<–Speaking humans and machines Humans conversing with machines–>
6.1 Introduction
6.2 Facial attributes estimation
6.3 Synthesising humans visually
6.4 Applications & potential dangers

6.1       Introduction

Actions and facial expressions play an important role in communication between humans and machines. Even if the exact words are the same, the information contained in words will change if the actions and facial expressions are different. Therefore, for perfect human-machine communication, changes in visual behavior and facial expressions are required. Also, people can have a comfortable conversation when they feel like they are human and not machines, which means we need to create the same facial expressions as humans.

There is a need for a standard for AI that can facilitate the implementation of AI technology using multiple modules. One of these goals of MPAI is to address the latest AI technology for the visual part.

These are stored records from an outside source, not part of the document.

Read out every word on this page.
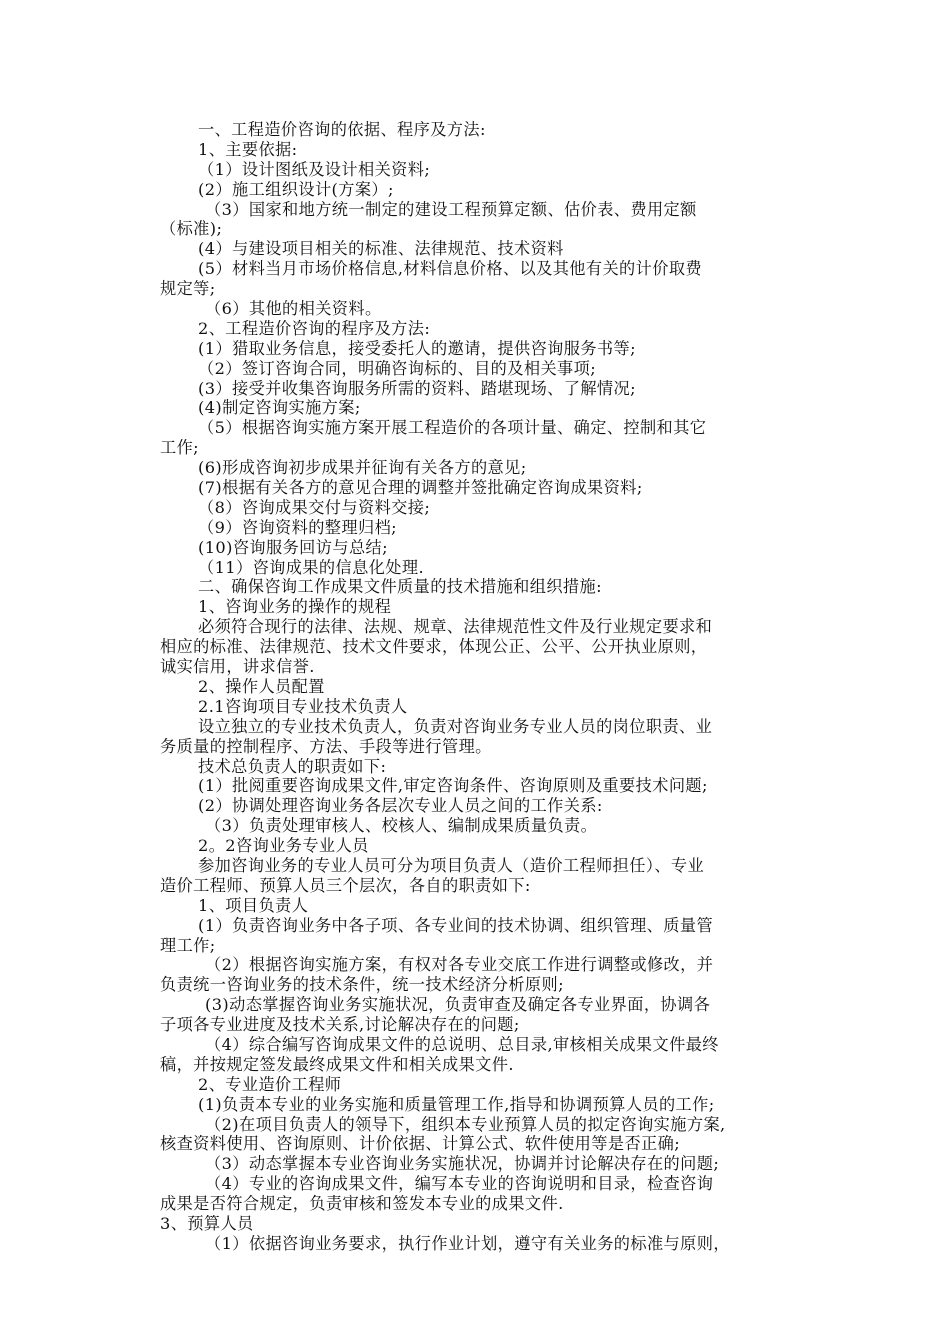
一、工程造价咨询的依据、程序及方法:
1、主要依据:
（1）设计图纸及设计相关资料;
(2）施工组织设计(方案）;
（3）国家和地方统一制定的建设工程预算定额、估价表、费用定额
（标准);
(4）与建设项目相关的标准、法律规范、技术资料
(5）材料当月市场价格信息,材料信息价格、以及其他有关的计价取费
规定等;
（6）其他的相关资料。
2、工程造价咨询的程序及方法:
(1）猎取业务信息，接受委托人的邀请，提供咨询服务书等;
（2）签订咨询合同，明确咨询标的、目的及相关事项;
(3）接受并收集咨询服务所需的资料、踏堪现场、了解情况;
(4)制定咨询实施方案;
（5）根据咨询实施方案开展工程造价的各项计量、确定、控制和其它
工作;
(6)形成咨询初步成果并征询有关各方的意见;
(7)根据有关各方的意见合理的调整并签批确定咨询成果资料;
（8）咨询成果交付与资料交接;
（9）咨询资料的整理归档;
(10)咨询服务回访与总结;
（11）咨询成果的信息化处理.
二、确保咨询工作成果文件质量的技术措施和组织措施:
1、咨询业务的操作的规程
必须符合现行的法律、法规、规章、法律规范性文件及行业规定要求和
相应的标准、法律规范、技术文件要求，体现公正、公平、公开执业原则，
诚实信用，讲求信誉.
2、操作人员配置
2.1咨询项目专业技术负责人
设立独立的专业技术负责人，负责对咨询业务专业人员的岗位职责、业
务质量的控制程序、方法、手段等进行管理。
技术总负责人的职责如下:
(1）批阅重要咨询成果文件,审定咨询条件、咨询原则及重要技术问题;
(2）协调处理咨询业务各层次专业人员之间的工作关系:
（3）负责处理审核人、校核人、编制成果质量负责。
2。2咨询业务专业人员
参加咨询业务的专业人员可分为项目负责人（造价工程师担任）、专业
造价工程师、预算人员三个层次，各自的职责如下:
1、项目负责人
(1）负责咨询业务中各子项、各专业间的技术协调、组织管理、质量管
理工作;
（2）根据咨询实施方案，有权对各专业交底工作进行调整或修改，并
负责统一咨询业务的技术条件，统一技术经济分析原则;
(3)动态掌握咨询业务实施状况，负责审查及确定各专业界面，协调各
子项各专业进度及技术关系,讨论解决存在的问题;
（4）综合编写咨询成果文件的总说明、总目录,审核相关成果文件最终
稿，并按规定签发最终成果文件和相关成果文件.
2、专业造价工程师
(1)负责本专业的业务实施和质量管理工作,指导和协调预算人员的工作;
（2)在项目负责人的领导下，组织本专业预算人员的拟定咨询实施方案,
核查资料使用、咨询原则、计价依据、计算公式、软件使用等是否正确;
（3）动态掌握本专业咨询业务实施状况，协调并讨论解决存在的问题;
（4）专业的咨询成果文件，编写本专业的咨询说明和目录，检查咨询
成果是否符合规定，负责审核和签发本专业的成果文件.
3、预算人员
（1）依据咨询业务要求，执行作业计划，遵守有关业务的标准与原则，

6.2       Facial attributes estimation

For a human generator to create a face and body according to the change of human attributes, it is necessary to understand human attributes. It can be done in two ways: explicit and implicit.

Explicit Way

  • Key Point Detection is a method of extracting a key point of a person from a video in which a person appears, such as a landmark detection or 3D angle detection. In general, the key point of a person is extracted using the AI classifier, and for this, key point information of the person in the image and the annotated image is required. Based on this person’s supervision, the AI module learns the person’s attribute information.
  • Facial Emotion Detection. In general, humans can read emotions based on the facial expressions of the other party. Therefore, people can label a person’s emotion in the video by looking at the expression and behavior of the person in the video. Learning the AI classifier based on the labeled videos makes learning the AI classifier that detects the person’s emotion. Again, the AI module explicitly learns human emotions based on human supervision.

Implicit Way

  • Key Point Detection. In addition to learning key points based on human supervision, the AI module can learn key points indirectly. By learning several people’s movements, the AI module can extract key points of people that can be generally applied. The key point of the person that the AI module thinks is different from the landmark that humans annotate, but since the AI module extracts a key point that is easier to understand, it shows a higher performance when creating a person.
  • Latent Space in Human Generator. To create a person, we need a generator for this. The most used generator for synthesizing virtual humans is a Generative Adversarial Network (GAN). GAN enables the generator and discriminator to be trained competitively and generate images. The image generated by the generator is determined whether it is an actual image or a generated image through the discriminator. And then, the generator is trained to deceive the discriminator. In this process, the generator finds a low-dimensional latent space that can express the image to be created. Since the low-dimensional latent space found in this way implicitly contains information about the image, it contains attribute information about the person that the AI model thinks, like the attribute about the person that a person thinks. Generators will be discussed in more detail in the next section.
  • Voice Information Voice information is needed to implement the human visual part perfectly. When a person speaks, it will have a mouth shape that is in sync with it. In addition, depending on the person’s words, their actions and expressions change. Therefore, it is necessary to extract information about mouth shapes and emotions contained in human speech and also be able to use this information. This suggests the need for a multi-modal AI module because it generates a visible part based on voice information.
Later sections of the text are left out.